Monday, May. 25, 1942

Business Humanist

The Harvard Graduate School of Business Administration today is a monument to 23 successful years' direction by Dean Wallace Brett Donham. It can count a faculty to match its impressive buildings, a business library second to none, an enrollment of over 1,000 U.S. businessmen-to-be. Most other business schools, including the famed London School of Economics, have patterned themselves on Dean Donham's model.

In his 23 years there, Dean Donham has seen and made many changes. In 1919 Harvard's Graduate School of Business consisted of 19 students (some under-graduate), a bookkeepers' curriculum, no classrooms of its own, no library, no prestige. It accurately reflected the low esteem accorded to business by U.S. educators generally. In that year, memorable for its epidemic of violent strikes, Harvard's President A. Lawrence Lowell handed over the Business School to a chubby, 41-year-old Yankee, Wallace Donham. Commented one professor on the decrepit state of the school: "We were a faculty of crocks teaching crocks and Chinese." Graduate of the Harvard Law School and vice president of Boston's Old Colony Trust Co., Dean Donham believed vigorously in a then-newfangled idea, namely, that U.S. business deserved a school commensurate with its strangely unstudied importance as a central dynamic of U.S. life.

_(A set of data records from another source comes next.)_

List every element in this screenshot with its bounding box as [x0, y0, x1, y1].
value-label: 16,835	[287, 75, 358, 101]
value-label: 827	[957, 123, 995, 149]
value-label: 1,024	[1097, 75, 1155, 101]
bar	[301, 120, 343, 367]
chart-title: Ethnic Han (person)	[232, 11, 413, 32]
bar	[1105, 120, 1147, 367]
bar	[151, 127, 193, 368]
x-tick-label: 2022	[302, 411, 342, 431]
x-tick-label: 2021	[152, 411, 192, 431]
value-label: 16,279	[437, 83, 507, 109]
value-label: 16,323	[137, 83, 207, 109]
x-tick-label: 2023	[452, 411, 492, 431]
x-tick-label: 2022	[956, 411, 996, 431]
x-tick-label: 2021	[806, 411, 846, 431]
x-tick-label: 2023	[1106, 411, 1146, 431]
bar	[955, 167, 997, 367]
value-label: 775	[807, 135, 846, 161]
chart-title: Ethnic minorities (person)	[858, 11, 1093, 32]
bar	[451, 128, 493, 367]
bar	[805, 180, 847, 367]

Adapting to his needs the case method of law and medical schools, Dean Donham steadily shifted the emphasis of his school from applied business economics to practical business administration. By the middle '30s business' growing emphasis on enlightened management had amply demonstrated his prescience. War brought out another example of the Dean's foresight: having long trained a group of Army officers assigned each year to the School, Harvard Business professors were well prepared last fall to start the first U.S. school for Army quartermasters.

Meanwhile Dean Donham has never ceased hammering on the "human factor in business." His humanism went well beyond how-to-win-friends- & -influence-peo-ple; one of his well-heeded friends was Philosopher Alfred North Whitehead.

Now Dean Donham retires and an era comes to an end. He will carry on as George F. Baker Professor of Administration. (The late George F. Baker donated $5,000,000 to build the School.) Dean Donham's successor is Idaho-born, 46-year-old Donald Kirk David, a graduate of the School (1919) and an old Donham disciple. Donham's first assistant, after 1927 he became a power in retail foods, first with Royal Baking Powder, then as first president of Chase & Sanborn, finally as a director of Standard Brands. Last February he went back to the Business School as associate dean.